Github doesn’t make it easy for me to creep on other developer’s commits and coding habits >:(
(No API endpoint to work with commits)
Given a valid Github username (should validate username before performing any expensive operations), PULL A BUNCH OF COMMIT DATA
You need to generate a Personal Access Token with Github and insert it as a single line entry in a file called token in root of the repo
The min version of git required is 2.4. This is because the way that your name/email/other identifiers are used to filter the git log changed after that version, and you might as well use the latest version of git instead of apple git or god forbid... - Windows
To verify git installation on MacOS:
- Run
git -v - Ensure that the version is 2.4 or above
- if not, you can install git using homebrew:
brew install git, - Or, if you already have installed git using brew, use the command
brew upgrade git
Windows:
- Good luck lol, all I can recommend is installing WSL. The temporary files should be saved to the Temp directory on Windows because I used the TempFile crate, but I can't promise support because I no longer own any Windows machines. I would really appreciate if someone could try this out on Windows and let me know if everything works as it should.
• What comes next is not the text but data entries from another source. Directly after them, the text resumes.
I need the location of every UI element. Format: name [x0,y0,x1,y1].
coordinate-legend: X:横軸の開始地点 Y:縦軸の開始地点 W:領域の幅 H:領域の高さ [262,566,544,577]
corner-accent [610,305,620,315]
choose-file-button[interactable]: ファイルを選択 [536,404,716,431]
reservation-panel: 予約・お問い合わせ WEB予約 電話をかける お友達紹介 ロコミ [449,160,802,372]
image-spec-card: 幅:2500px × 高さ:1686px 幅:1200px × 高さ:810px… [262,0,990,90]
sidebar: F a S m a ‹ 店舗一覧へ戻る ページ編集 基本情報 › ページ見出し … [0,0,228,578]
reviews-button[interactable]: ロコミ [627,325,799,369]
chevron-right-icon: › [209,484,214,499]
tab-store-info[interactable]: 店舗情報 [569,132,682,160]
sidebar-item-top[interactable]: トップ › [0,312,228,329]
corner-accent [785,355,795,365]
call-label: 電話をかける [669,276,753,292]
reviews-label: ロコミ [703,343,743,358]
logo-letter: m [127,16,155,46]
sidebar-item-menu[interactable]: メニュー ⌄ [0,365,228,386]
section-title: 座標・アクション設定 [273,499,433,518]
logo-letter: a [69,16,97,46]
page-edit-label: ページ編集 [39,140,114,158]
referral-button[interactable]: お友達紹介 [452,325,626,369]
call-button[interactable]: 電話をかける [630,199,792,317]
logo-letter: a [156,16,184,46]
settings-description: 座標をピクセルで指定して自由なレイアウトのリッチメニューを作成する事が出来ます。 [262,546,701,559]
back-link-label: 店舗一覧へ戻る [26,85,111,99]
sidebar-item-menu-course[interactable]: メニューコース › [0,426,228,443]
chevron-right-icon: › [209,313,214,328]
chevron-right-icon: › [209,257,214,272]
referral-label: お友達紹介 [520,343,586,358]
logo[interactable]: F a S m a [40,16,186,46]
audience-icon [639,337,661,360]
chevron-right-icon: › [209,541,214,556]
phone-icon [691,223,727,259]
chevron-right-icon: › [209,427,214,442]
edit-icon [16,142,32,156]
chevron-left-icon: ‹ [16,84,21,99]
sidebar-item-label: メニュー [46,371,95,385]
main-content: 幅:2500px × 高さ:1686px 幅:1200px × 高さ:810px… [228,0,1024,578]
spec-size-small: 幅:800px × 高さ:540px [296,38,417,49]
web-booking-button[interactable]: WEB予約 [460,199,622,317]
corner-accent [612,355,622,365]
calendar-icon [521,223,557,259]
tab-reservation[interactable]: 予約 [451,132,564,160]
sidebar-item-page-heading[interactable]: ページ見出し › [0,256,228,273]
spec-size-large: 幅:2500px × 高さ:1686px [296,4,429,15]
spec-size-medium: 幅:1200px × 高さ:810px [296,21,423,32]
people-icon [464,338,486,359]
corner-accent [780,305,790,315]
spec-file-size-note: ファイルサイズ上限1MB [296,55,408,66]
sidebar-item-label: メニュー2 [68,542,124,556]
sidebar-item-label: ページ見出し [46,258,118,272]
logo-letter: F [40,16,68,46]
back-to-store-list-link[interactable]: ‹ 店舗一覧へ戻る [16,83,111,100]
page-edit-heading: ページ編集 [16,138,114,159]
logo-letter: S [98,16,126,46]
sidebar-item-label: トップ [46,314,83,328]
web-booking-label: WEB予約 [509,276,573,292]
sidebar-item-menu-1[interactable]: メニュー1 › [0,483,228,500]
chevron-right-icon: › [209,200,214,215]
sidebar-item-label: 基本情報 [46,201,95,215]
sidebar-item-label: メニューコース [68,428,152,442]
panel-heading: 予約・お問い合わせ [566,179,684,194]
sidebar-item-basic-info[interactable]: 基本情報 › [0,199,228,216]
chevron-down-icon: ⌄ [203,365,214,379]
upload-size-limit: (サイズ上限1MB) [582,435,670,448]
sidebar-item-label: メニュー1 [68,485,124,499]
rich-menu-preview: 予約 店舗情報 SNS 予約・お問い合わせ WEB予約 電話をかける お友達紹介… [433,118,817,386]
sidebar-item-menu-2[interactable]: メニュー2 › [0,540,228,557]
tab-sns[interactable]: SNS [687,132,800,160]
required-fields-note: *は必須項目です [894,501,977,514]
Github shows users a visual representation of commits, PR’s, code reviews, and any raised issues.
- It’s mainly used for Github clout (more cute than important)
- I want to first write a tool that can pull this data either through the Github API
- Write my own tool in Rust(!!!) or Node
- Pull all of a user’s repositories (either as several child processes or some combination of parallelly and sequentially (am I gearing up to write job scheduler???))
- Learn about git commits to figure out optimal method to log commits and more importantly commit datetime, but below is the broad plan:
- machine either starts a new thread or child process to pull the git repo and waits for it to finish.
- Upon pulling the repository, maybe parse the git log (Gotta figure this part out), and filter out that user’s commits and pull out the timestamp and aggregate number of commits + lines committed maybe?
- should try to optimize the git log command to display as little text as possible while retaining maximum information
- After log is fully parsed, delete repository from machine to free up disk space and signal that the machine is ready to start another process (assuming I spin up an army of zombies on AWS) or semaphores/monitors idk
After getting all of this data for a person, maybe I can do some cool analysis on the data?
I really would like to cluster the data after splitting it into distinct “time of day” buckets and cluster on number of lines changed or frequency of commits?
Alternatively, maybe I could use this as a diving board to scrape the same person’s linkedin and use their job placements as a measure of their success hahaha. The idea is to get some insight into what coding habits lead to success and to get this insight with some sort of supervised or reinforcement learning so that a predictive model can be made.
Rust - Lets get rusty hehehe
The approach is simple:
- Use GitHub API to fetch a user's repositories and scrape the git url from each
- feed fetched git urls into a concurrent job queue that implements work stealing with X num threads
- Clone the repo, parse the filtered git log by user identifier, and delete the repo after saving results to a csv
- Profit!
Github API Token (Personal Access) - HA you thought If I ever forget, I've saved this with my API key on Notion. Hackers stay away
I’m gonna start by creating a CLI program that takes a username and gets a user’s repositories.
If a user has more than 30 repositories that they’ve committed to, then I have to deal with pagination which is going to be annoying. (Let me think about this later)
Following that, I’m going to create child processes to pull each of these repos and go from there. I can imagine that as input size (num_repositories) goes up, this CLI will be inhibited by the network speed. Not sure what the bounding process will be between processing the git log and cloning the repository. I am also realizing that this will only take into account code that has been merged to the main/master branch of the repository, because I parsing all branches gives rise to the potential for duplicate commits.